Geschlechtsumwandlung: Nemo findet sein Gehirn wichtiger als seine Eier
Wenn sich ein Anemonenfisch-Mann in ein Weibchen verwandelt, beginnt er mit dem Gehirn. Innerhalb von sechs Monaten nach dem Beginn der Verwandlung wuchs eine bestimmte Region auf das Doppelte ihrer Größe, berichtet eine Arbeitsgruppe um Justin Rhodes von der University of Illinois. Dagegen hatten die bunten Fische es nicht eilig, ihre äußeren Geschlechtsorgane umzuwandeln, so das Team im Fachjournal »Hormones and Behavior«: Viele der umgepolten Männchen konnten nach drei Jahren immer noch keine Eier legen.
Dass männliche Anemonenfische wie der Falsche Clownsfisch (Amphiprion ocellaris), dem der Protagonist aus »Findet Nemo« nachempfunden wurde, ihr Geschlecht umwandeln können, war bereits bekannt. Das Team um Rhodes wollte nun herausfinden, wo im Körper die Verwandlung beginnt. Dazu verkuppelten sie jeweils zwei Anemonenfisch-Männchen miteinander. Nach einem kurzen Streit um die Rangordnung verwandelte sich das stärkere Tier in ein Weibchen. Obwohl seine Geschlechtsorgane weiterhin männlich waren, verhielt sich der Fisch fortan wie ein Weibchen, erklärt Rhodes in einem Video. Er verteidigte den Lebensraum des Pärchens und wuchs bis auf die doppelte bis dreifache Größe.

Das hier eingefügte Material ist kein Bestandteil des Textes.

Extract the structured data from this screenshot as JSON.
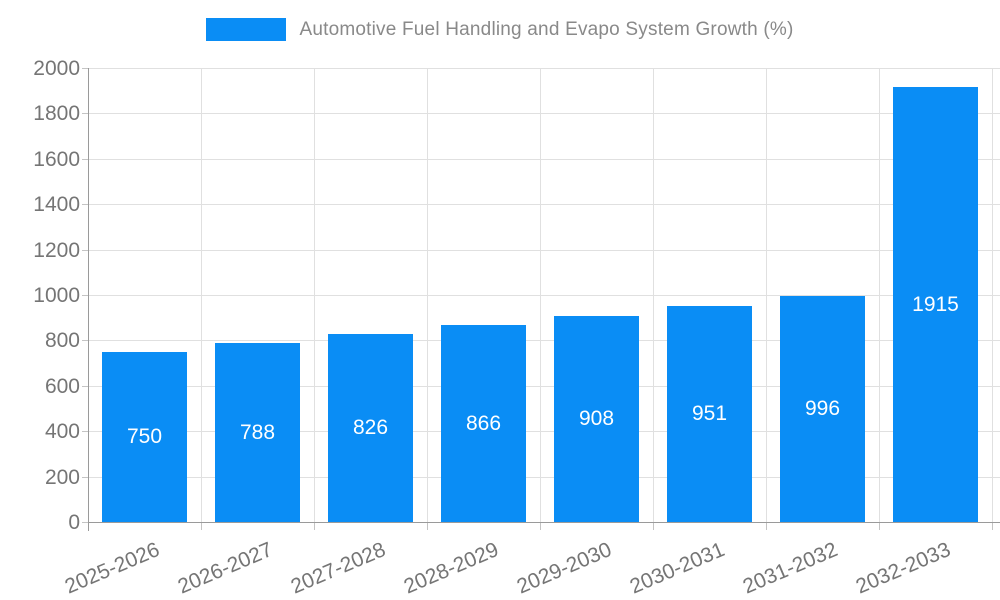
{
  "legend": {
    "label": "Automotive Fuel Handling and Evapo System Growth (%)"
  },
  "chart_data": {
    "type": "bar",
    "title": "Automotive Fuel Handling and Evapo System Growth (%)",
    "categories": [
      "2025-2026",
      "2026-2027",
      "2027-2028",
      "2028-2029",
      "2029-2030",
      "2030-2031",
      "2031-2032",
      "2032-2033"
    ],
    "values": [
      750,
      788,
      826,
      866,
      908,
      951,
      996,
      1915
    ],
    "value_labels": [
      "750",
      "788",
      "826",
      "866",
      "908",
      "951",
      "996",
      "1915"
    ],
    "xlabel": "",
    "ylabel": "",
    "ylim": [
      0,
      2000
    ],
    "ytick_step": 200,
    "yticks": [
      0,
      200,
      400,
      600,
      800,
      1000,
      1200,
      1400,
      1600,
      1800,
      2000
    ],
    "grid": true,
    "legend_position": "top-center",
    "bar_color": "#0a8df5",
    "value_label_color": "#ffffff",
    "grid_color": "#e0e0e0",
    "axis_color": "#9a9a9a",
    "tick_label_color": "#757575",
    "legend_text_color": "#898989"
  }
}
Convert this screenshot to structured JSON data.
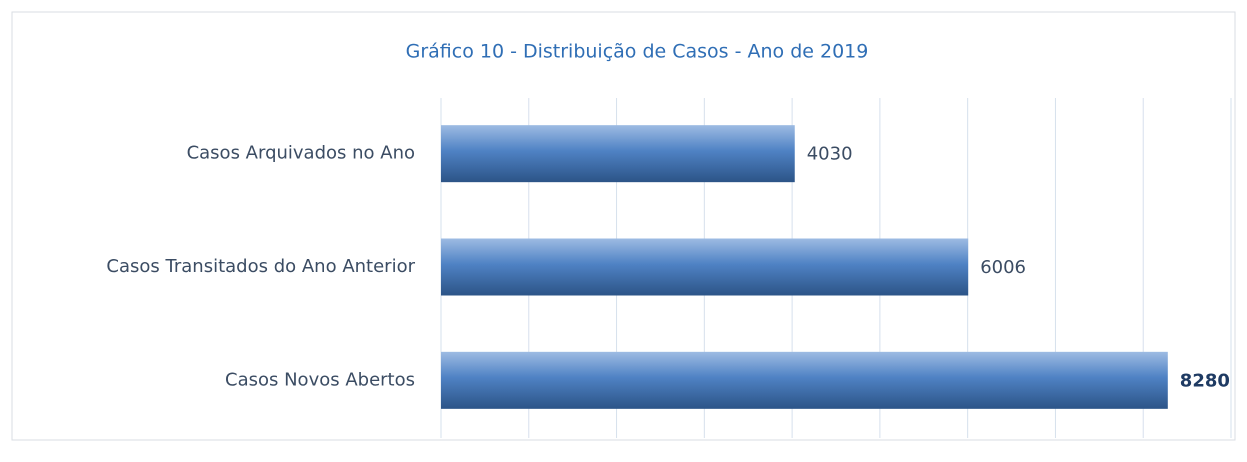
{
  "chart_data": {
    "type": "bar",
    "orientation": "horizontal",
    "title": "Gráfico 10 - Distribuição de Casos - Ano de 2019",
    "categories": [
      "Casos Arquivados no Ano",
      "Casos Transitados do Ano Anterior",
      "Casos Novos Abertos"
    ],
    "values": [
      4030,
      6006,
      8280
    ],
    "color": "#4a78b8",
    "xlim": [
      0,
      9000
    ],
    "xticks": [
      0,
      1000,
      2000,
      3000,
      4000,
      5000,
      6000,
      7000,
      8000,
      9000
    ],
    "grid": true
  }
}
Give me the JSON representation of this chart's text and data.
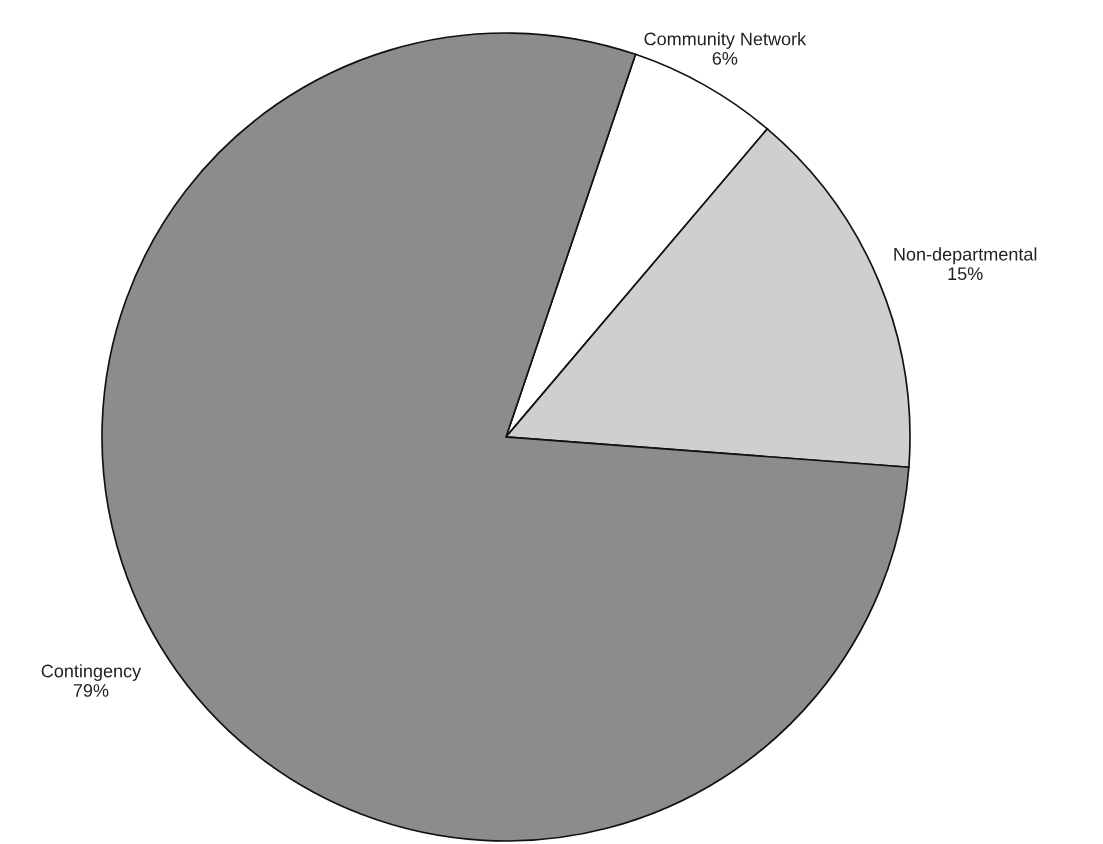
{
  "chart_data": {
    "type": "pie",
    "categories": [
      "Community Network",
      "Non-departmental",
      "Contingency"
    ],
    "values": [
      6,
      15,
      79
    ],
    "value_labels": [
      "6%",
      "15%",
      "79%"
    ],
    "colors": [
      "#ffffff",
      "#cfcfcf",
      "#8c8c8c"
    ],
    "legend": false
  }
}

»Wenn Sie andere Fische fragen könnten, würden sie sagen: Das ist ein Weibchen«, sagt Rhodes. Das zeige, dass das Geschlecht von Gehirn und Keimdrüsen unterschiedlich sein könne. Das ist nichts Neues – auch bei anderen Tieren und unter uns Menschen gibt es Individuen mit Merkmalen beider Geschlechter. Dass die Umwandlung bei den Fischen aber im Gehirn beginnt und man sie quasi »live« beobachten kann, überraschte das Forscherteam. Rhodes und seine Kollegen zählten die Neurone in einer Region im Hypothalamus aus, die unter anderem verantwortlich für die Steuerung der Geschlechtsorgane ist. Außerdem protokollierten sie Veränderungen in den Hormonlevels und Geschlechtsorganen der Tiere. Dabei fiel ihnen auf, dass es zunächst offenbar nicht so wichtig ist, dass diese einwandfrei funktionieren: Nur bei 3 der 17 Anemonenfisch-Pärchen vollzog der dominante Partner eine komplette Geschlechtsumwandlung. Und nur eine(r) davon legte auch tatsächlich Eier. Dieser Prozess dauert also offensichtlich viel länger als die Umpolung im Gehirn.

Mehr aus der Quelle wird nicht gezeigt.